The membership of the Belle Vue Cane Farmers’ Cooperative Society should be offered constructive guidance and mentoring

Dear Editor,

The Belle Vue Cane Farmers’ Cooperative Society started as a Bookers Sugar Estates initiative in small cane farming in the very early 1950s. Fifty-two cane cutters (now harvesters) were selected from each of the estates and settled with their families in the created community, each with an allotment of fifteen acres of cane, a garden plot, and standard housing.

The conditions of occupancy included rental and fees for technical assistance provided by the company to help farmers to grow canes which were sold to the Wales Estate factory. The income derived from the sale of canes could also be utilised to purchase materials such as fertiliser and related agricultural ingredients. For social development activities, including sports, a community centre and sports ground were also provided.

Belle Vue became what may be described as a nuclear community amongst the earlier established villages on the West Bank of the Demerara River.

When in 1964 the Sugar Producers Association formulated a more comprehensive plan for the development of small cane farming as a sustainable component of the industry following one of several interactions between Sir Jock Campbell and Premier Cheddi Jagan, a Cane Farming Development Corporation was established, jointly with the Royal Bank of Canada and Barclays Bank DCO as a special window for financing its development. This initiative spurred the passing of legislation to provide for, among other things, the establishment of a National Cane Farming Com-mittee; related Cane Farming District Associations; and, most importantly, a statutory contract which set out the economic, technical and administrative provisions of the relationship between ‘Farmer’ and ‘Manufacturer’ (as each estate was described in the accompanying regulations to the act).

One of the stipulations     to give legal status to the newly formed farming groups – at Skeldon, Albion/Port Mourant, Rose hall, Diamond, Wales, Leonora, and Uitvlugt – was that they should be registered as cooperatives. The writer, who was involved in this cross-industry exercise, actively collaborated with the Belle Vue Farmers in their registration as a Cane Farmer’s Coopera-tive Society. By then of course they were a more self-assured group, whose experience in the field had made them sufficiently self-sufficient, with their increased productivity generating better financial returns.

While Belle Vue Cane Farmers’ Cooperative Society is indisputably the oldest group of its kind in Guyana, it is worth recording that there were individual farmers known in the industry operating at Buxton, Beterverwag-ting and Plaisance villages who were supplying cane to Enmore and LBI Estate factories a long time before.

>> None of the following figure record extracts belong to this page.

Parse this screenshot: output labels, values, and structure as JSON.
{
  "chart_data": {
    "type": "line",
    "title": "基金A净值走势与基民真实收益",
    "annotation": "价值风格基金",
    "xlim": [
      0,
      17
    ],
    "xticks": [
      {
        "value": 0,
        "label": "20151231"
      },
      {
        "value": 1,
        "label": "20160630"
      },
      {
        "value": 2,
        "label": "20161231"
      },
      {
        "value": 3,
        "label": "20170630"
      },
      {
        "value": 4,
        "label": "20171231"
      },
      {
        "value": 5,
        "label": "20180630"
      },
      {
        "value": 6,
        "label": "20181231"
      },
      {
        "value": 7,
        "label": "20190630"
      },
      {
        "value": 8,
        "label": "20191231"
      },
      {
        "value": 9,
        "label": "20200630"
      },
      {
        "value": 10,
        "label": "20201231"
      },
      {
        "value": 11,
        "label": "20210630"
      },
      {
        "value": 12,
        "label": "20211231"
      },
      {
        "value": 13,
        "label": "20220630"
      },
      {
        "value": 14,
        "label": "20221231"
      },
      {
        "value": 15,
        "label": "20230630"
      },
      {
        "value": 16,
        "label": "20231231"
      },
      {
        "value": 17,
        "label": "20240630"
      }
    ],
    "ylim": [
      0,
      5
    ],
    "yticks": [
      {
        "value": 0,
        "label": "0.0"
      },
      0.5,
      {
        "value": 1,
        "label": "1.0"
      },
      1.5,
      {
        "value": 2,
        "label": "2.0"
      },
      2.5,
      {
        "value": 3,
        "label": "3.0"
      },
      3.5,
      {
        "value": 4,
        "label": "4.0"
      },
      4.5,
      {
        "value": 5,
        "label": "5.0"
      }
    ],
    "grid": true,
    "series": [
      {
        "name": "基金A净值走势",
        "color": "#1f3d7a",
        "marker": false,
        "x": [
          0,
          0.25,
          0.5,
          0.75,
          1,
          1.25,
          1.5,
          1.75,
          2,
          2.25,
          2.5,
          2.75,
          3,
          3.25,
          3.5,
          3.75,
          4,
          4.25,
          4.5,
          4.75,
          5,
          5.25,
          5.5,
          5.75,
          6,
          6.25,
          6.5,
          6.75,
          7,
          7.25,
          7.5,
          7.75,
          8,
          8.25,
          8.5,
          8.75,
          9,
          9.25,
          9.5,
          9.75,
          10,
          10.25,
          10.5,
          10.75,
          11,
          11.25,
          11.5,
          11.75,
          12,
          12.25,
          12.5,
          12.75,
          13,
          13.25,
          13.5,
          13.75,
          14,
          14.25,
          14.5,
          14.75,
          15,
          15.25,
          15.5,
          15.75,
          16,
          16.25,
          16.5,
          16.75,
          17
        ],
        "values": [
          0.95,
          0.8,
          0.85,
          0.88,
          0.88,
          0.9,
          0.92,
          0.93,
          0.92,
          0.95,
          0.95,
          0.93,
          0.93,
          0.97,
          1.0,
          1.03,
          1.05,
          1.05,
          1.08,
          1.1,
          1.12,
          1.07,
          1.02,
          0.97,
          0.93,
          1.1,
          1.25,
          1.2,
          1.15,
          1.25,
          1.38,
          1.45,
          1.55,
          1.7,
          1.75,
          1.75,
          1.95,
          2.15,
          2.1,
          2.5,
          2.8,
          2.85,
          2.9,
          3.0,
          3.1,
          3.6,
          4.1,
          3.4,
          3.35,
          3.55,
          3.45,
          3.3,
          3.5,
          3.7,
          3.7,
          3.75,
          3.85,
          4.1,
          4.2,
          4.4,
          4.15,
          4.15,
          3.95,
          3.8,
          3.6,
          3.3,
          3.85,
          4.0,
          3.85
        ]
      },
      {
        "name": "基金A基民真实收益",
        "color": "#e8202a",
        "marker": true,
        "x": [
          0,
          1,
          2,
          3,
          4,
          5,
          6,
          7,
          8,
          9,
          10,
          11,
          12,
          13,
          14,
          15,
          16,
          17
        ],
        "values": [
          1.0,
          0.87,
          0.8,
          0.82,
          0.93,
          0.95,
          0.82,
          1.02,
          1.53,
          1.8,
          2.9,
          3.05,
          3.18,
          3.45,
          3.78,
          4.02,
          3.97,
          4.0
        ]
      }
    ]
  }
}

However, they all grew cane in widely dispersed plots, and as they held no group ownership over identifiable plots of lands, they were deemed ineligible for the soft funding available.

This does not detract from Belle Vue’s special place in our country’s social history. Whatever may be their current weaknesses, surely the remedy (unsustainable as it appears) is not to ‘plough’ up the management team, but to offer its membership constructive guidance and mentoring, with a view to retrieving good governance and stability in the society. The Chief Cooperatives Development Officer must know that such an approach is a substantive part of his/her mandate, and should have so advised his instructor.

The former should not be party to the whimsical dissipation of history by the latter.